2. Use the calculator: start with Training max calculator.
3. Run the block: build the routine in Protocol after checking the source rules.
How the Texas Method works
Starting Strength material describes the Texas Method as a weekly stress pattern: volume work early in the week, lighter recovery or variation work in the middle, and a higher-intensity target later in the week.
A common public example is a Monday volume day, Wednesday recovery day, and Friday intensity day. The exact exercises and set choices depend on the source version, but the job of the week stays the same: create stress, recover enough, then express the adaptation.
The program is not a daily linear progression.
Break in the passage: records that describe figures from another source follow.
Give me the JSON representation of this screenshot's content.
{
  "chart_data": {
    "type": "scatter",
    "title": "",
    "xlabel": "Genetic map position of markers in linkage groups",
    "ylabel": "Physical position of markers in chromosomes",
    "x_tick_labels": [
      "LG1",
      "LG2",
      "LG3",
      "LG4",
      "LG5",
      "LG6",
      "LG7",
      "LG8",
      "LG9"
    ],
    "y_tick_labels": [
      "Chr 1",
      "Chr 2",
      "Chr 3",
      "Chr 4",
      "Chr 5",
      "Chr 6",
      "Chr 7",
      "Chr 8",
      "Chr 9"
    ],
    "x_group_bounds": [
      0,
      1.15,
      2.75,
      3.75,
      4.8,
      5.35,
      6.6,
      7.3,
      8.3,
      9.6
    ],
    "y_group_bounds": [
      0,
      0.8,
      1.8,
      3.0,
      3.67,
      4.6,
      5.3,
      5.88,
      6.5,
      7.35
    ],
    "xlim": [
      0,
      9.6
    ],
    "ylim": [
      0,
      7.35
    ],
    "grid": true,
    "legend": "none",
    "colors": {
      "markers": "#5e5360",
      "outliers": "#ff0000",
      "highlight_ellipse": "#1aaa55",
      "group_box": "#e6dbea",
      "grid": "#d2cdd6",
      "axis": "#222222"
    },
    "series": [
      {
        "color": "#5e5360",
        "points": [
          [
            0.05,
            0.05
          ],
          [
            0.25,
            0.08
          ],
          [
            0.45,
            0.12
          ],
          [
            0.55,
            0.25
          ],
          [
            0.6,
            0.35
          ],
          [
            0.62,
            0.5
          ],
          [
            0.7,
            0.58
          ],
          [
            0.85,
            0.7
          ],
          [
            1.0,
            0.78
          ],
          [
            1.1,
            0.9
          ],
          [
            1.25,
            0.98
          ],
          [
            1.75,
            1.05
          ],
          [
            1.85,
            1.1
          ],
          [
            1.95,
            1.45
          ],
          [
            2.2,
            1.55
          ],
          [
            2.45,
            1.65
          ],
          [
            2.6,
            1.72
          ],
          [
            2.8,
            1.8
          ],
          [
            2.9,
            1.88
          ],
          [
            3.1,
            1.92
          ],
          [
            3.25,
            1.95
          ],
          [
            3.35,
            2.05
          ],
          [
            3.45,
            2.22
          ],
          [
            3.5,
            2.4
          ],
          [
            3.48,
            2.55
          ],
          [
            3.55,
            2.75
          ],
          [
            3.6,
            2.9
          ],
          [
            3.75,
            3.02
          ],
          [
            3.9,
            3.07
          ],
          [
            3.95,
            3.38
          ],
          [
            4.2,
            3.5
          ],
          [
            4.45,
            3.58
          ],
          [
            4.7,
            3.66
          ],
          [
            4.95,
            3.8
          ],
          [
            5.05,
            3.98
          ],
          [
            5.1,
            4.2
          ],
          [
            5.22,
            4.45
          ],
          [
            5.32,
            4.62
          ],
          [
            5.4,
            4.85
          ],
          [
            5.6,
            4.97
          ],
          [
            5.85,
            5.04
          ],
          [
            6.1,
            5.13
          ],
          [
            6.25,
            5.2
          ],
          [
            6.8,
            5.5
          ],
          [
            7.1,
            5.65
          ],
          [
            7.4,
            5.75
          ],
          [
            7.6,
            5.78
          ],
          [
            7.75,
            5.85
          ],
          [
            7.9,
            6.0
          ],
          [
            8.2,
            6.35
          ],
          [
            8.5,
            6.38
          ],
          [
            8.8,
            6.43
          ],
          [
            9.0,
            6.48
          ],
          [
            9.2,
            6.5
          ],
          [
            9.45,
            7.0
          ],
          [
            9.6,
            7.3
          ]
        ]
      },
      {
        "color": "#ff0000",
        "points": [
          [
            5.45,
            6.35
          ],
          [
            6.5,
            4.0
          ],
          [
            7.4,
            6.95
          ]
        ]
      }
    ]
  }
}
If the lifter tries to PR every session, the method stops being the method.
This guide explains the concepts and helps you calculate your own inputs. For the official program, read or buy the original source.
Choose the week anchor
Use a recent working set, estimated max, or conservative training max to set the first week. If volume day is loaded like a test, recovery day cannot recover anything and intensity day becomes noise.
Protocol can carry a Texas Method-style preset, but the lifter still needs to choose honest starting loads and adjust based on repeated session evidence.
Example week shape
Think of the week as three jobs. Volume day accumulates the work that drives the week. Recovery day keeps technique and movement practice alive without burying the lifter. Intensity day carries the heavier target that tells you whether the week was productive.
For many lifters, the main lift flow is easiest to manage when each day has a clear label, work-set target, warm-up path, and note for the next week. The exact exercises, sets, and adjustments should come from the source material you choose.
How to build this in Protocol
Start from the built-in Texas Method-style preset when it matches the source version you want. Keep the day names visible: volume, recovery, and intensity.
Use the training max calculator or a recent working set to choose conservative first-week loads, then use warm-up and plate calculators before the intensity day so the heavier work is not interrupted by math.
Protocol can log the weekly pattern across sessions, but it does not decide whether your recovery, technique, or exercise substitutions match Starting Strength guidance.
Execution traps
Common mistakes
- Loading volume day so heavy that recovery day cannot recover anything.
- Treating the lighter day like wasted work instead of part of the weekly pattern.
- Changing the program after one hard week instead of reading the log over several weeks.
- Ignoring warm-ups and plate setup until the session is already underway.
Common questions
FAQ
Is the Texas Method for beginners?
It is usually discussed as an intermediate progression after simple novice linear progression is no longer appropriate.
What are volume, recovery, and intensity days?
They are the jobs of the week: accumulate training stress, recover enough to keep moving, and then complete the heavier or more intense target.
Does Protocol include the Texas Method?
Protocol includes a Texas Method-style preset, without Starting Strength or Mark Rippetoe affiliation.